Joke Of The Day: 4 Guys In A Boat

Rubber Chicken A Cuban, a Japanese guy, an American and a Mexican are in a boat.

The Cuban pulls out a box of cigars, takes one and throws the rest in the water. He puffs twice and throws it in the water. He says, “We have so many cigars in Cuba, we can spare a few.”

The Japanese guy pulls a computer chip out of his pocket and throws it in the water. He says, “We produce so many of these, we can spare a few.”

The American looks at the Mexican and the Mexican says “Don’t even think about it.”

 

 

Joke Of The Day

A Cuban, a Scot, a Spaniard, and an Irishman are sharing a carriage on a train to Belfast.

The Cuban lights up this enormous Cuban cigar, takes one short drag from it and flings the cigar out the window.

The other three look at him in amazement and ask why he just threw out a full Cuban cigar.

He says, “I’m from Cuba, we have thousands of those things back home.”
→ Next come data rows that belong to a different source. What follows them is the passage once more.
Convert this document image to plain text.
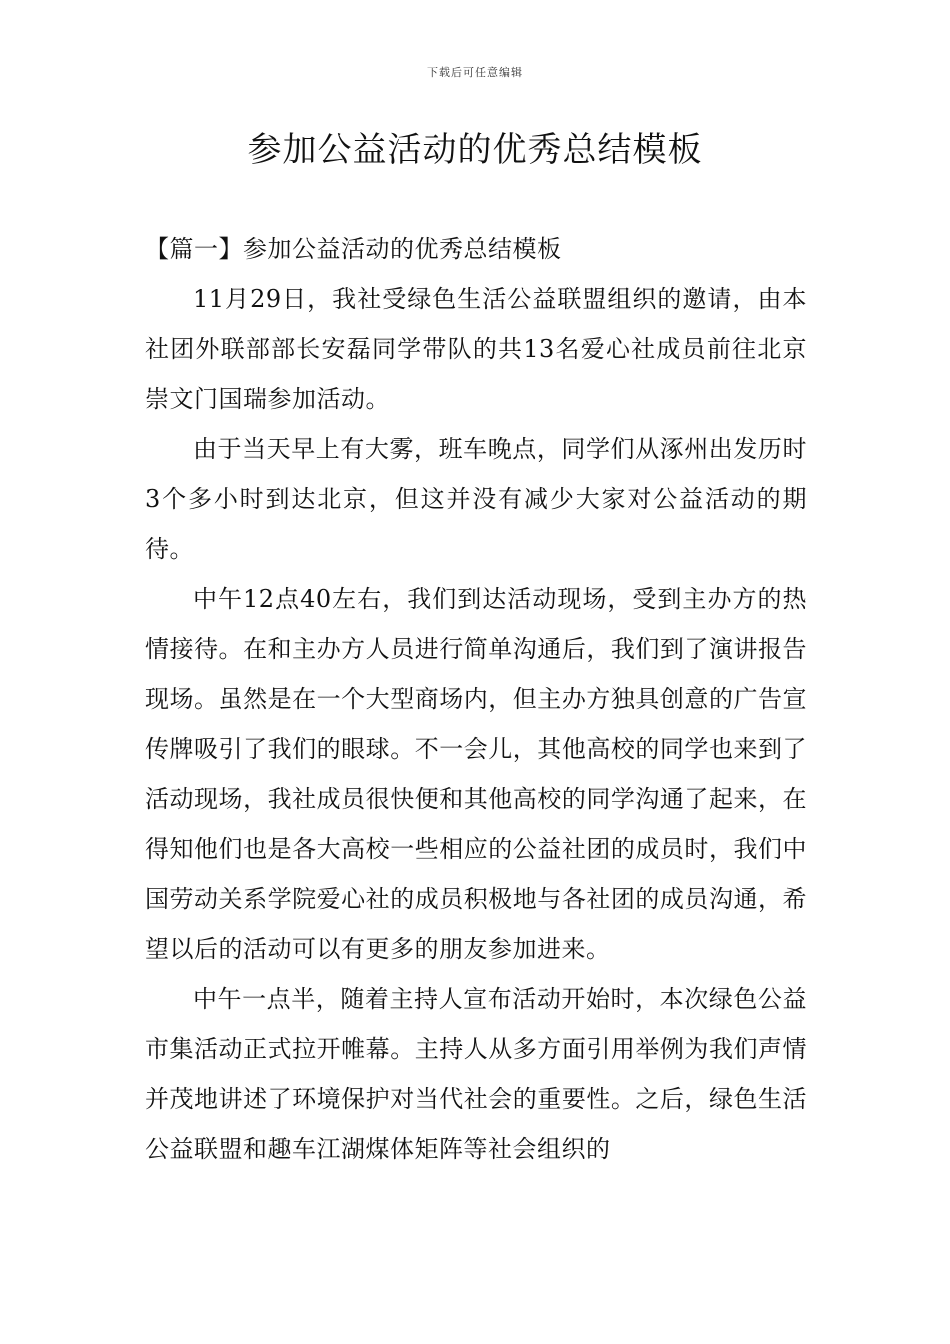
下载后可任意编辑
参加公益活动的优秀总结模板

【篇一】参加公益活动的优秀总结模板

11月29日，我社受绿色生活公益联盟组织的邀请，由本社团外联部部长安磊同学带队的共13名爱心社成员前往北京崇文门国瑞参加活动。

由于当天早上有大雾，班车晚点，同学们从涿州出发历时3个多小时到达北京，但这并没有减少大家对公益活动的期待。

中午12点40左右，我们到达活动现场，受到主办方的热情接待。在和主办方人员进行简单沟通后，我们到了演讲报告现场。虽然是在一个大型商场内，但主办方独具创意的广告宣传牌吸引了我们的眼球。不一会儿，其他高校的同学也来到了活动现场，我社成员很快便和其他高校的同学沟通了起来，在得知他们也是各大高校一些相应的公益社团的成员时，我们中国劳动关系学院爱心社的成员积极地与各社团的成员沟通，希望以后的活动可以有更多的朋友参加进来。

中午一点半，随着主持人宣布活动开始时，本次绿色公益市集活动正式拉开帷幕。主持人从多方面引用举例为我们声情并茂地讲述了环境保护对当代社会的重要性。之后，绿色生活公益联盟和趣车江湖煤体矩阵等社会组织的
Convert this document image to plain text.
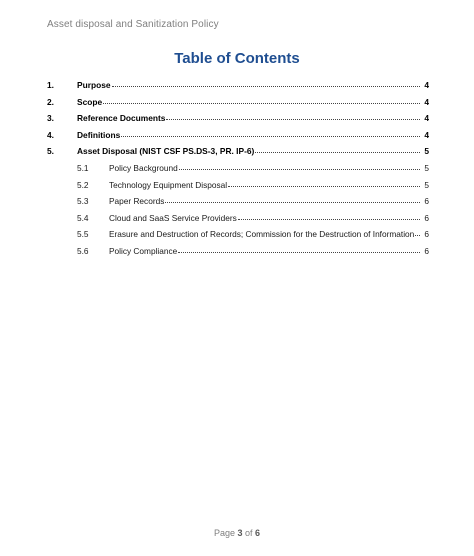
Asset disposal and Sanitization Policy
Table of Contents
1.	Purpose	4
2.	Scope	4
3.	Reference Documents	4
4.	Definitions	4
5.	Asset Disposal (NIST CSF PS.DS-3, PR. IP-6)	5
5.1	Policy Background	5
5.2	Technology Equipment Disposal	5
5.3	Paper Records	6
5.4	Cloud and SaaS Service Providers	6
5.5	Erasure and Destruction of Records; Commission for the Destruction of Information	6
5.6	Policy Compliance	6
Page 3 of 6
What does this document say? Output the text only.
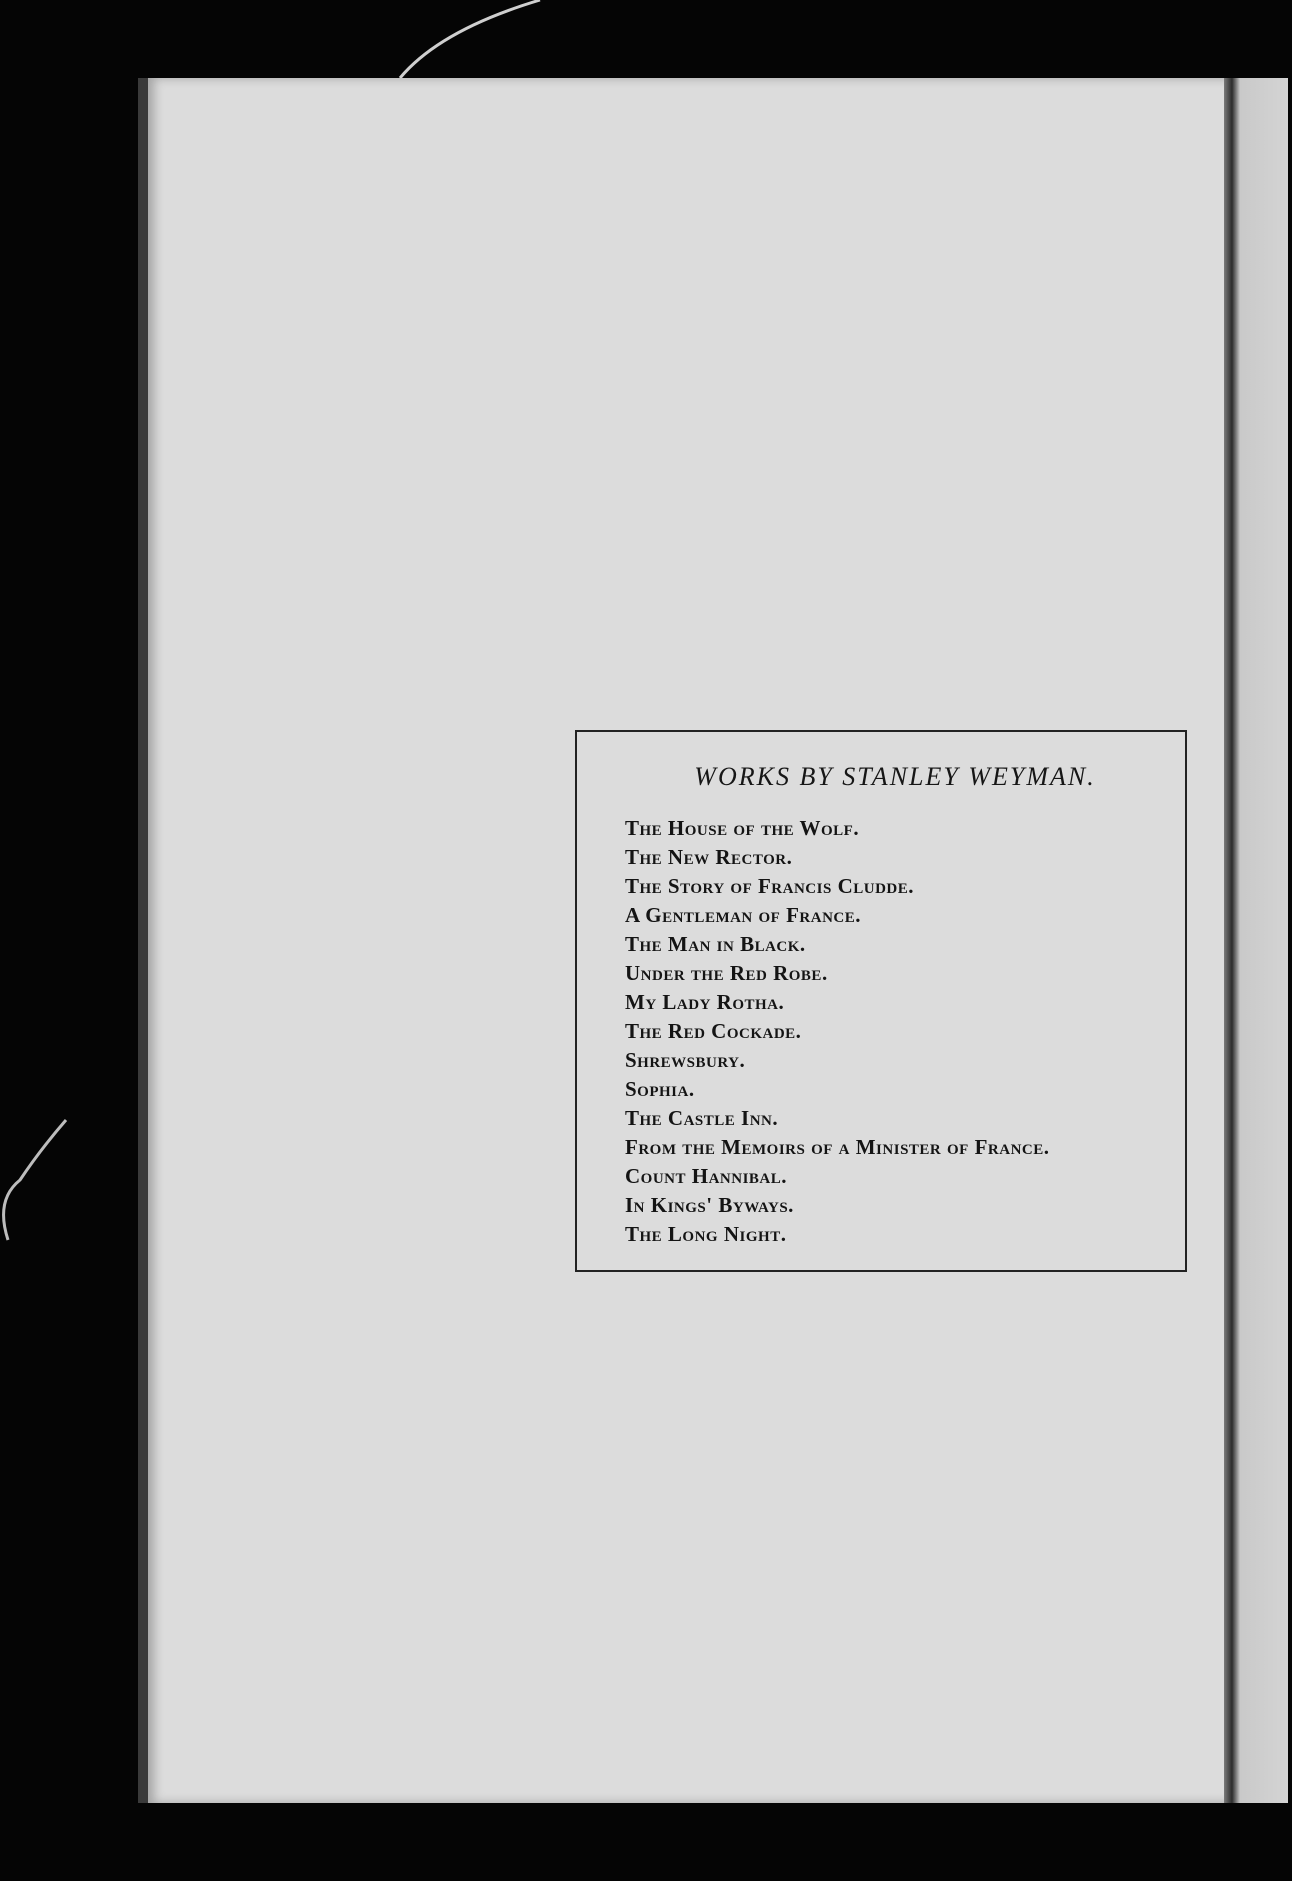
WORKS BY STANLEY WEYMAN.
The House of the Wolf.
The New Rector.
The Story of Francis Cludde.
A Gentleman of France.
The Man in Black.
Under the Red Robe.
My Lady Rotha.
The Red Cockade.
Shrewsbury.
Sophia.
The Castle Inn.
From the Memoirs of a Minister of France.
Count Hannibal.
In Kings' Byways.
The Long Night.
The Scot pulls out a litre bottle of Bells Whiskey, a 50 year-old bottle, takes a short measure glass, half fills it, knocks it back and flings the remainder of the bottle out the window.

The other three are in shock, ask him why he just threw away a near full bottle of fine malt Scottish whiskey??!!

He replies, “I’m Scottish, we have thousands of those things at home.”

The Spaniard pulls out a flagon of red wine, a 100 year-old classic. He takes a couple of sips, licks his lips, and flings the remainder of the wine out the window.

The other three ask him why he just threw away a near full bottle of classic wine, he replies, “I’m Spanish, I have thousands of those things back home.”

The Irish then grabs the Spaniard and throws him out of the window.